By Constantinos Psillides
CYPRUS WILL be looking into alternative markets for its citrus exports following the full ban of food imports to Russia from EU countries, the Agriculture Minister Nikos Kouyialis said on Monday, announcing a meeting with all affected parties on Tuesday.
The minister will be meeting with representatives from the Cyprus Chamber of Commerce and Industry (KEVE), the Cyprus Employers and Industrialists Federation (OEV) and farming unions.
In 2013 citrus exports to Russia reached €10.7 million. The total export volume that will be affected was around €13.5 million in 2013, including citrus, fish, vegetables, dairy, and fruit.
Russia announced the import ban on EU food products last week in response to the tightened EU sanctions implemented at the end of July against Russia for their involvement in the Ukraine crisis
But farmer’s union EKA general secretary Panikos Hambas told the CyBC that looking for an alternative market was not a solution.
“Producers will be forced to sell their goods extremely cheaply because the market knows they are desperate and have no other option. The EU hotshots that green-lighted sanctions against Russia now must dig into their pockets and find a way of compensating the farmers affected by this ban,” said Hambas, adding that the main export affected are mandoras, a cross between an orange and a mandarin that’s grown in Cyprus and exported primarily in Russia.
EKA is the farmers’ branch of parliamentary party AKEL.
Hambas also expressed concern over the citrus exports business in general, warning that a prolonged embargo will destroy the industry.

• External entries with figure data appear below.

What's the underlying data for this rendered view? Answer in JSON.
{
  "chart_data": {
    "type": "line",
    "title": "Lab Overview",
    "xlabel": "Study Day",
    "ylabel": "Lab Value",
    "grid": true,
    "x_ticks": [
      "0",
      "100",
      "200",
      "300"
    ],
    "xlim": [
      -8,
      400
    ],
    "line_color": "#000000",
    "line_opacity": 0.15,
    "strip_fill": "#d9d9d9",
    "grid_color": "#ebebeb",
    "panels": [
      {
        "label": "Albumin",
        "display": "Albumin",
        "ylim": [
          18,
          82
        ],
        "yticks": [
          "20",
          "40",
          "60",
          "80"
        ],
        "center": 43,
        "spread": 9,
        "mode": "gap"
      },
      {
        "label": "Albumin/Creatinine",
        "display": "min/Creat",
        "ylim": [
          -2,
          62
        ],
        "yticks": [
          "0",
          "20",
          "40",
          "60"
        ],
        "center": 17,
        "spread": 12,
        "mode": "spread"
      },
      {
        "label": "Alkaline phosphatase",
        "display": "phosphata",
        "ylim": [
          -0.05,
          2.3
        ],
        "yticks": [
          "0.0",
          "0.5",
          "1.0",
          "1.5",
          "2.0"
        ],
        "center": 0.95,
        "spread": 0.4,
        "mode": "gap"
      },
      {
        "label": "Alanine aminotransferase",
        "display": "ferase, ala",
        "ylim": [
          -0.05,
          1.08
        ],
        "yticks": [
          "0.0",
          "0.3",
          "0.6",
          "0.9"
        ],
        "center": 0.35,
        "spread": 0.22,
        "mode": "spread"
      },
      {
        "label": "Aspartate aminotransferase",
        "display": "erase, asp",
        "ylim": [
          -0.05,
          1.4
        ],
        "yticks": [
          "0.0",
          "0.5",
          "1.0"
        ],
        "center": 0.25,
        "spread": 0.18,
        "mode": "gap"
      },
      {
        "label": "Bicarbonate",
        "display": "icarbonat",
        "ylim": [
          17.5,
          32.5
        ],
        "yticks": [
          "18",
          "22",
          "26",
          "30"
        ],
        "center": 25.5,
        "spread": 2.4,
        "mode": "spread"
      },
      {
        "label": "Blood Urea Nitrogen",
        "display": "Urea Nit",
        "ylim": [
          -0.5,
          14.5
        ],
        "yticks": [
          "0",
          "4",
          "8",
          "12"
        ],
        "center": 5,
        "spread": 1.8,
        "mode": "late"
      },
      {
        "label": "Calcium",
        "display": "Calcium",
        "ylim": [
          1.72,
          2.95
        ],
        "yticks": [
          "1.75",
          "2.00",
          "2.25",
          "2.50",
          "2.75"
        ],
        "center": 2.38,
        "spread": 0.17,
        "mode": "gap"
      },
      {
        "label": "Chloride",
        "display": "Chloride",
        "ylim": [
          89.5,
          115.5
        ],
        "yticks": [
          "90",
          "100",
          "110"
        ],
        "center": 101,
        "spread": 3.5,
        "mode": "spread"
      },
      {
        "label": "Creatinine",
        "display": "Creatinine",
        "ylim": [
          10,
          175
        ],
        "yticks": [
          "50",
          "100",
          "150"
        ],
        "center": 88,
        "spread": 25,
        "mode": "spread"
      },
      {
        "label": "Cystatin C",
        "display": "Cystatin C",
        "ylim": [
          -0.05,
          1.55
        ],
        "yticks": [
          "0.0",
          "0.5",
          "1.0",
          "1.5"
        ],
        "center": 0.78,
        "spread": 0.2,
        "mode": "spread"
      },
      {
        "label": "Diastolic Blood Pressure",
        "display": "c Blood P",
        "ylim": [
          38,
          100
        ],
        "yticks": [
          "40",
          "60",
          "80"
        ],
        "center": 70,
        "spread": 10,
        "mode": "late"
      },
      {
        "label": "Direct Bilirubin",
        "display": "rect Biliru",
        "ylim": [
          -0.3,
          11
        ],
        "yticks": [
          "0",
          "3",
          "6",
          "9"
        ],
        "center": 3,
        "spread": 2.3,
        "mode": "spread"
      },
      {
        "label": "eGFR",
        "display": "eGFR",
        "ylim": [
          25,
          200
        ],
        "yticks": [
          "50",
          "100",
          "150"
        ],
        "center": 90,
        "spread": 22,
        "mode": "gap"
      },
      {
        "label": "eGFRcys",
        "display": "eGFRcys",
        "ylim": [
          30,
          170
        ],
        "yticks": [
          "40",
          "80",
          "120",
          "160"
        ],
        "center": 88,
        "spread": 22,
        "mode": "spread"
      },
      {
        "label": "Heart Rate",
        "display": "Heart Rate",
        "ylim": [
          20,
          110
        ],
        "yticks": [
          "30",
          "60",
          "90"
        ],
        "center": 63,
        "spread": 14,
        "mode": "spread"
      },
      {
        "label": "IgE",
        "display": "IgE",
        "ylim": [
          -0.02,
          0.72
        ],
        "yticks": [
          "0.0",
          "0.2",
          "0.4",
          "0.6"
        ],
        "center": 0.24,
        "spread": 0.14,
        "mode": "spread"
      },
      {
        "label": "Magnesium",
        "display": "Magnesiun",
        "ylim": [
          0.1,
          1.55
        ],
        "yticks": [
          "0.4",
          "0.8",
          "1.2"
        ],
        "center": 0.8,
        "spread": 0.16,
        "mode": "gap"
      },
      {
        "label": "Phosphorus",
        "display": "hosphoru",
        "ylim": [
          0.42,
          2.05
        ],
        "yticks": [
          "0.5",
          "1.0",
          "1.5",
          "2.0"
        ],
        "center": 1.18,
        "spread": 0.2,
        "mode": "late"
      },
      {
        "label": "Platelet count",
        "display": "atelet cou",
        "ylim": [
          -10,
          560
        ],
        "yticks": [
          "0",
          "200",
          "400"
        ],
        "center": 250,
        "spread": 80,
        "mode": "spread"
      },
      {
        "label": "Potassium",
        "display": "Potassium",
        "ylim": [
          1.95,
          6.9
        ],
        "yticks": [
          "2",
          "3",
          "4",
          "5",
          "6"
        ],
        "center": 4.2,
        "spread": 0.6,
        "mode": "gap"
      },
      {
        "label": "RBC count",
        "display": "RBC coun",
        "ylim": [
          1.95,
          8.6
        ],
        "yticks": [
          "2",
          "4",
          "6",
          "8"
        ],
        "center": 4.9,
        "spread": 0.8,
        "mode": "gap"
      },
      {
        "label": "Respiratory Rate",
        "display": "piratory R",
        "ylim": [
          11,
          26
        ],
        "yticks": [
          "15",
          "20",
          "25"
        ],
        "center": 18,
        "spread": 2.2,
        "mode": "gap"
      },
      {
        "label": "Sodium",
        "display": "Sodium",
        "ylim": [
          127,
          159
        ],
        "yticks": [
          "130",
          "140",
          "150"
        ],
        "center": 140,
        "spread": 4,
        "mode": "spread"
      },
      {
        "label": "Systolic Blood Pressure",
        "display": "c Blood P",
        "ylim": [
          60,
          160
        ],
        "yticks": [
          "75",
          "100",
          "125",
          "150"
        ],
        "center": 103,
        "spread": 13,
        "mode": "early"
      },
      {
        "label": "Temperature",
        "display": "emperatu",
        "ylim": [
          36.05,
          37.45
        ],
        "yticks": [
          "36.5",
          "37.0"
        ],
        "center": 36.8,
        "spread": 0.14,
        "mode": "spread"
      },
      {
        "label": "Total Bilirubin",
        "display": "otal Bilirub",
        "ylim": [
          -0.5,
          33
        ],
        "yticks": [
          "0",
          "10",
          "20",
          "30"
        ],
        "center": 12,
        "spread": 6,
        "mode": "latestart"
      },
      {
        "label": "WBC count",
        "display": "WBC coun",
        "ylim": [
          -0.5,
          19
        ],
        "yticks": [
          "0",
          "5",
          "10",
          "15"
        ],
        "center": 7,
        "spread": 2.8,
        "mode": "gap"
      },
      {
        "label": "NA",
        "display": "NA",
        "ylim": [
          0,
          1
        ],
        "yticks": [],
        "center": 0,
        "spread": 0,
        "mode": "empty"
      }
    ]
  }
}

“Packaging factories will close down and jobs will be lost. We must keep in mind that factory workers are almost exclusively Cypriots,” he said.
The EKA general secretary also claimed that according to his sources, Turkish Cypriot farmers will be re-labelling their products as Turkish and shipping them off to Russia. Turkey as a non-EU member is not affected by the ban.
Kouyialis said he had been in contact with Greek Agriculture Minister George Karasmanis to discuss both the prolonged drought and the effects of the Russian ban.
Kouyialis said that Greece is one of the countries most affected by the ban, standing to lose up to 200 million euros in exports to Russia, crippling the economy of a country that is already in a financial turmoil.
The spokesman of the Russian Embassy to Cyprus Sergey Filimonov told the Cyprus News Agency (CNA) on Friday that the ban was “retaliatory”, following sanctions the EU imposed on Russia regarding the country’s involvement in the recent Ukraine crisis.
He added that excluding certain EU countries facing economic woes, like Cyprus, did not seem to be an option because “EU countries unanimously approved these sanctions against Russia, and therefore Russia’s response will apply to all countries.”
Hambas urged the government to intensify diplomatic talks with Russia and demanded that the EU open up its coffers and compensate all the farmers in EU countries that are affected by the embargo.